I'm one of those folks that thought it was okay to have application state links in the header. I'm almost nearly convinced that we should not be including application state links in the header. However I'm need a bit more convincing. What would one do for images? Most images do not have the capacity to include application state links. Would images then be leaf nodes in a decision tree where the user agent must understand how to back up to a previous state? Also why couldn't we consider the entire HTTP response as hypermedia? An HTTP response would satisfy the hypermedia definition you quoted as in it contains text, links, multi-media. If we can consider the response as hypermedia then it would be okay to include application state links in the header. -Jammy

Actually headers can contain links, but take care...

There is one thing I did not tell so far in the blog, and I am very glad that Mr Fielding told me yesterday: You can put links in headers. But take care...!

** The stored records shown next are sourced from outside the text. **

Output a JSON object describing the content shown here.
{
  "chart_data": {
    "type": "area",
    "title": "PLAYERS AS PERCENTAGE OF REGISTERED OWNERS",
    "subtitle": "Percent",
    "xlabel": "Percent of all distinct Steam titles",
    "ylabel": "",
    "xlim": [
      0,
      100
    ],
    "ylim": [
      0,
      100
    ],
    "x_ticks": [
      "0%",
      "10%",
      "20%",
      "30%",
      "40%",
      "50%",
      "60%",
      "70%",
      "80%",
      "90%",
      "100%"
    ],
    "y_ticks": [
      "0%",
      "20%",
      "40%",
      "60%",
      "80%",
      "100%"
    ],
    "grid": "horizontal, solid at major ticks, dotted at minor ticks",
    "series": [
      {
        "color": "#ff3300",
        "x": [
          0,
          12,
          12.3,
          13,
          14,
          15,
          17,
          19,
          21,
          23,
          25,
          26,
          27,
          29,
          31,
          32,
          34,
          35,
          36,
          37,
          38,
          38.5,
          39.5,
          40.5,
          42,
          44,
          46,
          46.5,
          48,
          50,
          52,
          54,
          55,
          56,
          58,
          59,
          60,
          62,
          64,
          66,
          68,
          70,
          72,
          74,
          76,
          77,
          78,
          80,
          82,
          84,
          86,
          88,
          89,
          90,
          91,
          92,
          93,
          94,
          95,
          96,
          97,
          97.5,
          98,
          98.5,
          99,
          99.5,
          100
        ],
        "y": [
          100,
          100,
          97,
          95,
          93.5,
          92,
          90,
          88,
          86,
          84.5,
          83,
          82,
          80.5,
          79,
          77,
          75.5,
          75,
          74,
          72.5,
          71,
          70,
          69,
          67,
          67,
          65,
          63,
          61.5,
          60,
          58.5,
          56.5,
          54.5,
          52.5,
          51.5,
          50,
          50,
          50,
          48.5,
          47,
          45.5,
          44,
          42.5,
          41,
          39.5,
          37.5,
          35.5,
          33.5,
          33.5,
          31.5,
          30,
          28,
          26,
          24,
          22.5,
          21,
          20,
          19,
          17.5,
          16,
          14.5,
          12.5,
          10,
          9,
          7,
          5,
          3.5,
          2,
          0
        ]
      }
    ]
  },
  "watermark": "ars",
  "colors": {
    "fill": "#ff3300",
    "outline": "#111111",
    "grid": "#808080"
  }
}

The header of choice would be "Link" as it is meant exactly for that. There is just a problem: No header actually will take care of it. Just as browsers typically not taking care of either HTML's <LINK> nor of HTTP's "Link" header (ever have seen IE or FF presenting these links if those relate to something else but a news feed?), no REST client will ever take care of that link. Ok, one could now say that a client ignoring the "Link" header is not RESTful itself, which obviously is true, but will not change the problem. Another problem is that RFC2616 (HTTP) is not an STD1 internet standard --which soon will hopefully be fixed--, so at least from a theoretical point of view, the "Link" header is not standardized, too.

In short: If with "header" you mean exactly "Link" then this is valid REST, but take care, not all clients might be able to deal with it.

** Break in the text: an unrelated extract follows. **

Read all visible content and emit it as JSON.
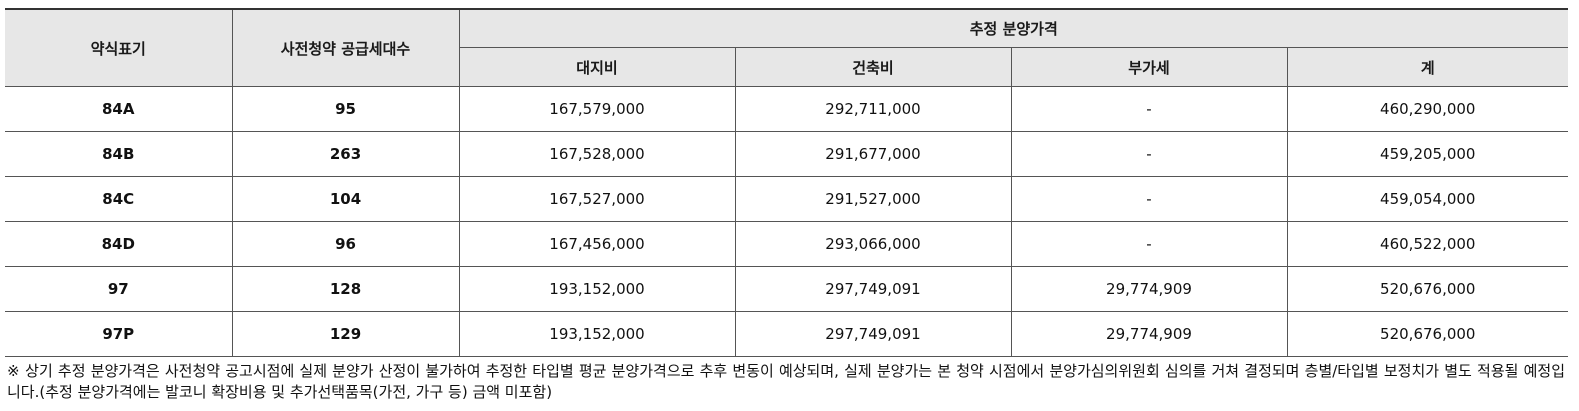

For your second question, we cannot just consider the entire response since the response also contains headers and return codes that absolutely have nothing to do with the hypermedia. What sense would it make to consider a header that serves solely for cache-control as hypermedia? It is a purely technical item that might change due to administrative settings, while the content itself is unaffected. But hypermedia is about content. So it makes no sense to have *all* the response taken into consideration.

Workflows

To say that it wouldn't be RESTful to have server side workflows is completely missing the point. The fact that the client runs the workflow, as you say, does not exclude the existence of other server-side workflows that could be triggered in the process of running that client's workflow. For example, the client may be interested in moving a an order from the RECEIVED state to the REVIEWED state. This may require the server to check (i) product availability, (ii) reserve inventory and (iii) check customer's credit status. That is a workflow the server needs to run to in response of the client's workflow, but it isn't the client's workflow. In fact, in a system like that, clients are unlikely to have access to back-office workflows like that (enterprise are not interested in exposing such resources to the public either). 

Services certainly can be workflows

Sorry, it seems my posting was misleading. Certainly a service invocation can itself trigger a workflow, but that workflow must be finished before the call returns, since RESTful services must be stateless. What I wanted to say with "server side workflows are not RESTful" would be workflows where the server invocation returns, but must keep some state information that is used in a next step. Sorry for not explaining in more detail in the blog posting. What you describe is not a server workflow in the definition of my blog entry, it is just a cascade of calls the server does to fulful the stateful invocation, which is pretty valid, certainly.